牛乳びたしの床を掃除するところから始まるナツミさんの朝。やっとのことで子どもたちを送り出すと、親友チサトさんのキラキラしたSNSの投稿が…。モヤモヤをこらえながら出勤するナツミさんですが…。
走り抜け、この朝を――ワーママの朝は早い
「ママー!カンタが牛乳ぜんぶこぼしたぁっ」
朝6時15分。私の1日は今日も開幕とともにクライマックス。
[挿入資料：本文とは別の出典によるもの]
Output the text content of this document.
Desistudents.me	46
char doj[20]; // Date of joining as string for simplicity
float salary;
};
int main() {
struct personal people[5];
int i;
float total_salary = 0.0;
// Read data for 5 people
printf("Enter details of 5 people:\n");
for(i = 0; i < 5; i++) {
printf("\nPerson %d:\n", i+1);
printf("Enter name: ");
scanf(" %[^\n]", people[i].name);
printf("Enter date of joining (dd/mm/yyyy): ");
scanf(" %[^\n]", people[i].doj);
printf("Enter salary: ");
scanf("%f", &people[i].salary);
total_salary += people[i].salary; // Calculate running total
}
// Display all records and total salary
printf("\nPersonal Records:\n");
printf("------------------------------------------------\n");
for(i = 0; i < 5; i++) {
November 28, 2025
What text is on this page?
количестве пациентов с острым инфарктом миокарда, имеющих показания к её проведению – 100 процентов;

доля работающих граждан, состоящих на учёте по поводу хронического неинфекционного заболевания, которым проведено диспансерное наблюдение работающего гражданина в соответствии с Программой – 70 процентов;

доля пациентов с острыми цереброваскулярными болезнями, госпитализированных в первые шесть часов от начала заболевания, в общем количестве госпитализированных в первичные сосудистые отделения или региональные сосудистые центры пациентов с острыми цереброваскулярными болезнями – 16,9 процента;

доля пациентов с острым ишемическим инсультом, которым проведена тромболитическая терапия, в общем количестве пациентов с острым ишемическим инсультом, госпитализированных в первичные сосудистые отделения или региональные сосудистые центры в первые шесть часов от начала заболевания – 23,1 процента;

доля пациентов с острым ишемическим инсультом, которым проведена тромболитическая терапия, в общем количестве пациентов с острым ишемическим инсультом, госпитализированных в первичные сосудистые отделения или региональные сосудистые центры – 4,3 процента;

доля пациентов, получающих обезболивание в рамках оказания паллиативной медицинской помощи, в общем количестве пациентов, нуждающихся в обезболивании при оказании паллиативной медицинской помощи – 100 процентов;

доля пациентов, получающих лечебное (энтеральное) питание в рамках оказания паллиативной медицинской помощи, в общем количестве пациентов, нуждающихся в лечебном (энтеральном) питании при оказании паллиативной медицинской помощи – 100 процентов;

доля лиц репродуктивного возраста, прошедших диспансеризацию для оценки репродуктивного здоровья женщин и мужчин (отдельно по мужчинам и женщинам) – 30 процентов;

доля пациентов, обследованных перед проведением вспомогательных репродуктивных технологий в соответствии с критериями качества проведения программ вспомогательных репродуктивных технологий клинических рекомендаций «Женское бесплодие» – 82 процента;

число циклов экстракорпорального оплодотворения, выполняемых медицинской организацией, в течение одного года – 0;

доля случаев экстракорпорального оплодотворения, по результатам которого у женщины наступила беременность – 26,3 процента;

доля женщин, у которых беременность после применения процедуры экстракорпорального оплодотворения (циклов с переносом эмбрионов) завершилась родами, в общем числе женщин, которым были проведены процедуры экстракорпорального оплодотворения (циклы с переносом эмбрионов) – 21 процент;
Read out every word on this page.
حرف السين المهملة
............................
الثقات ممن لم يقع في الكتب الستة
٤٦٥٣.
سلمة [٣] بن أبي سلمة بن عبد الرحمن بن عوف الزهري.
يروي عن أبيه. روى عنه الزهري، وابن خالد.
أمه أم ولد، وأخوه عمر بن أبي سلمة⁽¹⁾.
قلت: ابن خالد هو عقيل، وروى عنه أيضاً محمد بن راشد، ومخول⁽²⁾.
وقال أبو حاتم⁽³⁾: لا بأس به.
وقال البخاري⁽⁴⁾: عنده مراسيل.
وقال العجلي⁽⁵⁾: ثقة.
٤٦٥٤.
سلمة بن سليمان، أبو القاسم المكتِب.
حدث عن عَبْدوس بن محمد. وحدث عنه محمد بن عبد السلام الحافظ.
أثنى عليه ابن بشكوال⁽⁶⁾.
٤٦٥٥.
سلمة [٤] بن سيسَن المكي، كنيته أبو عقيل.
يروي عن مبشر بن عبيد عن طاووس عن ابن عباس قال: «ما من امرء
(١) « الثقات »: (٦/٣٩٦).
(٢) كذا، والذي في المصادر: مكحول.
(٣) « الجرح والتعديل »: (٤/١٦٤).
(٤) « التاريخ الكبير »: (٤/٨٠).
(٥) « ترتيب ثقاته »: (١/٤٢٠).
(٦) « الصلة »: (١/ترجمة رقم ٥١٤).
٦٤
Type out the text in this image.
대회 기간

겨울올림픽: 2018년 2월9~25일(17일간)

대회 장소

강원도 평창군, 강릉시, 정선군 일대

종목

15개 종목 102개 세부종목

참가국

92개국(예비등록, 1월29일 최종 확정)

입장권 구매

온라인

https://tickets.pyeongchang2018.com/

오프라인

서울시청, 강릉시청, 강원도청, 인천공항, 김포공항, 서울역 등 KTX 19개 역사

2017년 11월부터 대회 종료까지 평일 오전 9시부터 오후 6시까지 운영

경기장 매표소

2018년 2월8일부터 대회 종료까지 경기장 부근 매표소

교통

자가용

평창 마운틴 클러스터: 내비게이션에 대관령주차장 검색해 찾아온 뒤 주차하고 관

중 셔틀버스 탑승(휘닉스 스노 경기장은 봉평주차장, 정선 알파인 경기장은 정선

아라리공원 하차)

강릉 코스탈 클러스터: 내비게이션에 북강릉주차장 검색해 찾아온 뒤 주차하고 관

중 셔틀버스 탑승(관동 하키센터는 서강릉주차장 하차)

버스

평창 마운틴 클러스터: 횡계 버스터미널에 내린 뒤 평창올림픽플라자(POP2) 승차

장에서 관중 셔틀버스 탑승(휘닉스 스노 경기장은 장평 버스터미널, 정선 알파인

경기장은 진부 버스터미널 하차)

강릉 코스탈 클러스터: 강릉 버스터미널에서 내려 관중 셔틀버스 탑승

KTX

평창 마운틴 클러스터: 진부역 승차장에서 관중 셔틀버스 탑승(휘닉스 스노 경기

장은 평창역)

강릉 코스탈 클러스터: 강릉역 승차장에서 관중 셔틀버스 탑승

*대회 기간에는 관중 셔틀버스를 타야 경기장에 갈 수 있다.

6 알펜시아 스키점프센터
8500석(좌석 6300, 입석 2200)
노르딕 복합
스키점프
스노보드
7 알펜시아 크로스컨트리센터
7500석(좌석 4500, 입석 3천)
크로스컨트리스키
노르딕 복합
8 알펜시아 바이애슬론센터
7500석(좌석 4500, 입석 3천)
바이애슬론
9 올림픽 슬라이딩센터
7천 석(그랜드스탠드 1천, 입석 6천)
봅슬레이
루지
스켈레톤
コップの牛乳全部、かと思えば昨日買ってきたばかりの牛乳パックまるごと1本だった。
「うぉー!つめてぇー!」
牛乳の海となったリビングを裸の男児が走り回っている。これがうちの次男カンタ。5歳。牛乳まみれになった弟にのしかかられて、この世の終わりかのように目に涙を溜める男児は長男ユウキ。まさかのもうすぐ8歳。
「ママー、爪切りどこ?うわっ、なにこれ!」
のんきに登場した大きな子どもは、息子ではなく夫トオル。38歳。末っ子長女ミリは、男たちの騒ぎなんてどこ吹く風で髪を念入りに梳かしている。3歳だって、オンナ。
これが、わが家の日常。
「カンタ!ユウキに謝って早く拭きなさい!」
白目を剥きそうになりながら叫ぶ。裸であることには今さら触れない。朝食を作る手を止めて、カンタに処分予定のバスタオルを渡して自分も床の牛乳を急いで拭く。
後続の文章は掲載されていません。